O papel que as comparações sociais têm nas nossas vidas – às quais Galinsky e Schweitzer dedicam um capítulo inteiro do seu livro – ilustra bem de que forma as forças da escassez, a sociabilidade e a instabilidade dinâmica têm um enorme impacto na cooperação e na competição. Na medida em que somos seres sociais, escrevem os autores, uma das formas que temos para perceber o lugar que ocupamos no mundo dinâmico em que vivemos é através da nossa comparação com os outros. O que e apesar de nos ensinarem que não devemos ter inveja “do vizinho”, pode ser uma excelente motivação. Os autores exemplificam este “estímulo” através do que aconteceu quando os (na altura) soviéticos se tornaram os primeiros a colocar um homem em órbita (o famoso Iuri Gagarin em 1968), o que “espicaçou” os Estados Unidos a terem de fazer melhor, e que acabou por resultar na missão Apollo 11, que levaria a 20 de Julho de 1969 Neil Armstrong a pisar a lua. Mas e como seria natural, o oposto também acontece e a comparação com outrem pode contribuir para situações destrutivas.

Os autores oferecem três princípios que ajudam a compreender melhor o poder das comparações sociais e a forma de as fazer trabalhar em nosso proveito. A primeira é reconhecer a ordem natural das coisas nas quais a maioria de nós acredita instintivamente. Um exemplo desta ordem natural é o de que, entre irmãos, o mais velho dever ser o “mais bem-sucedido” em primeiro lugar, o que faz sentido no caso das tenistas e irmãs Serena e Vanessa Williams ou, no domínio da politica, no de John e Robert Kennedy, em que ambos trabalhavam bem em conjunto, mas foi sempre o mais velho a atingir primeiro o topo das suas profissões. O segundo princípio tem como base reconhecer ou criar novas oportunidades para se competir ou, por outras palavras, transformar um desapontamento em motivação para fazer melhor da próxima vez. O último princípio está relacionado com o facto de permitirmos que os outros tenham algum schadenfreude – ou seja, o sentimento de sentir algum prazer no que respeita ao mal dos outros. Ou, como sugerem os autores, depois das suas fantásticas férias nas ilhas Fidji e quando as contar aos seus amigos, convém não esquecer alguns pontos negativos que tenham acontecido, como dias chuvosos ou bagagem perdida, para que o relato não seja só de perfeição.

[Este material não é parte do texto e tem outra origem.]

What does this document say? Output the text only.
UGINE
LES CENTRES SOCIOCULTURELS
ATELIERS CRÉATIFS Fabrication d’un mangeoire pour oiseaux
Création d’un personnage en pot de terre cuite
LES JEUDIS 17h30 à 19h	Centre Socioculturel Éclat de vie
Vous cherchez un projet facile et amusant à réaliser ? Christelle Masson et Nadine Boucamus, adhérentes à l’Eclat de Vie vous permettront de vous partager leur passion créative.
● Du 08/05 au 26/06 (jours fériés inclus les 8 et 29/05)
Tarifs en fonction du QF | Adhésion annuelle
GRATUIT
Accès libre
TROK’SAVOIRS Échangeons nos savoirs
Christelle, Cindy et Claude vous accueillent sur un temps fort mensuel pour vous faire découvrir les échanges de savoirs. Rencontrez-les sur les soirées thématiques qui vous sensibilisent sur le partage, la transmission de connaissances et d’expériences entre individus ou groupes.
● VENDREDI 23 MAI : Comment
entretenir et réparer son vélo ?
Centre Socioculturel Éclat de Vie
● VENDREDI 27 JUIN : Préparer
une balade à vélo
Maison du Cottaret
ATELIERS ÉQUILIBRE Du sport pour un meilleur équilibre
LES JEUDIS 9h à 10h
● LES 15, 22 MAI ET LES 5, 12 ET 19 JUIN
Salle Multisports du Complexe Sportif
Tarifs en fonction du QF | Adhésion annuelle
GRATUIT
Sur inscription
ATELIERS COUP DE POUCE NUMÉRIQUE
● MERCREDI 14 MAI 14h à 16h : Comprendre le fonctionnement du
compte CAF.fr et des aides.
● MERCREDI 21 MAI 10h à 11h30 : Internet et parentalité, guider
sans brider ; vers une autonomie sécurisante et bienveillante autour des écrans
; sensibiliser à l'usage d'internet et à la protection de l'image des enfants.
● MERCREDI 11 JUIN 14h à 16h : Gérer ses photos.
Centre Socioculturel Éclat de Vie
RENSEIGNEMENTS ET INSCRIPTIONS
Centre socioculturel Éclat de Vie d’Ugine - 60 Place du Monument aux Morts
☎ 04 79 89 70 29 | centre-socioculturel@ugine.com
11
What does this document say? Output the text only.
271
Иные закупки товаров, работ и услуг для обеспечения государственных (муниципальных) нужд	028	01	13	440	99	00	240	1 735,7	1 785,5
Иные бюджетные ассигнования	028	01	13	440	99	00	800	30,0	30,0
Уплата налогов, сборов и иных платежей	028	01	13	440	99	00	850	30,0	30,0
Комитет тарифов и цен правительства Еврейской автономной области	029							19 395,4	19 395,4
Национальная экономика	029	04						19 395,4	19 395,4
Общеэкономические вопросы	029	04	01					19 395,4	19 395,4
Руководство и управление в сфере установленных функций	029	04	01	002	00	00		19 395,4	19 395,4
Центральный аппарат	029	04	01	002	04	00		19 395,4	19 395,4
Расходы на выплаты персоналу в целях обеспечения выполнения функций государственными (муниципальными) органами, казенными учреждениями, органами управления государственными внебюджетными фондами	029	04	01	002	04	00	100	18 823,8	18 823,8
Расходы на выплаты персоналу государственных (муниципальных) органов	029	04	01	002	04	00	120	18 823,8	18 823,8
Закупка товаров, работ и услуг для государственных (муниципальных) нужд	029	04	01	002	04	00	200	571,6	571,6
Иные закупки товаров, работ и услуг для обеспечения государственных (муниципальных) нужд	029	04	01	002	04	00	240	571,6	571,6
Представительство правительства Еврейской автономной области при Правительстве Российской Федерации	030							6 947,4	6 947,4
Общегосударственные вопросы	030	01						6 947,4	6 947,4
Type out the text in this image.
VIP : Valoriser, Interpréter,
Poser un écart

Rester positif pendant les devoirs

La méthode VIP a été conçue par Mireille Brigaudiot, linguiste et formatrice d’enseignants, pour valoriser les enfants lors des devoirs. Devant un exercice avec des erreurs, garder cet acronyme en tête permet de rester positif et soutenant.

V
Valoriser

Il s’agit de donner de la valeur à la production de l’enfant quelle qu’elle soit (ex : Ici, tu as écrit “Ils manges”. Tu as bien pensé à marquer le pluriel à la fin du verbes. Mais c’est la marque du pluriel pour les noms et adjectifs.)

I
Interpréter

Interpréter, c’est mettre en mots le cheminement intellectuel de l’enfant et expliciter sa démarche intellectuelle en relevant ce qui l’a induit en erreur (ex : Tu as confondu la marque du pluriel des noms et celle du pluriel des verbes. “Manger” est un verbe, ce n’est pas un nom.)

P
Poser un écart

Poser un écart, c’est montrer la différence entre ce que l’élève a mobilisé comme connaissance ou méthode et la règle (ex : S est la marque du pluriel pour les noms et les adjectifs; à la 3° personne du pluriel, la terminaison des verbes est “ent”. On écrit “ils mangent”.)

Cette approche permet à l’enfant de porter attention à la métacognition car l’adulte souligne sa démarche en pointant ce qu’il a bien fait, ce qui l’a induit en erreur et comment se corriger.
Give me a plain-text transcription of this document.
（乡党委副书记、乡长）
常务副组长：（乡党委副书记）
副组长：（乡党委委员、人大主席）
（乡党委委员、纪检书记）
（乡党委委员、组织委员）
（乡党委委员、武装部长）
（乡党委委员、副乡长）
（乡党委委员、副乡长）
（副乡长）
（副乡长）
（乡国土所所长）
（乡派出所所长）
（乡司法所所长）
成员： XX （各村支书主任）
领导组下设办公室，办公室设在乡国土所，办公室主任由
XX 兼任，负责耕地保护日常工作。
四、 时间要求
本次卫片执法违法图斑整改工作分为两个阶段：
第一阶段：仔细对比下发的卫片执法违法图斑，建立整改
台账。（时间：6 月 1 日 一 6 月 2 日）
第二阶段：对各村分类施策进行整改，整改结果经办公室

No geral, a principal lição retirada das comparações sociais é a de se procurarem comparações favoráveis que nos tornem mais felizes e comparações desfavoráveis que nos incitem a fazer mais e melhor. De sublinhar é o facto deste capítulo em particular consistir numa “abertura” ou ponto de partida para uma viagem exploratória e fascinante sobre as inúmeras formas através das quais os humanos competem e colaboram e de como é possível encontrar o desejado equilíbrio entre ambas.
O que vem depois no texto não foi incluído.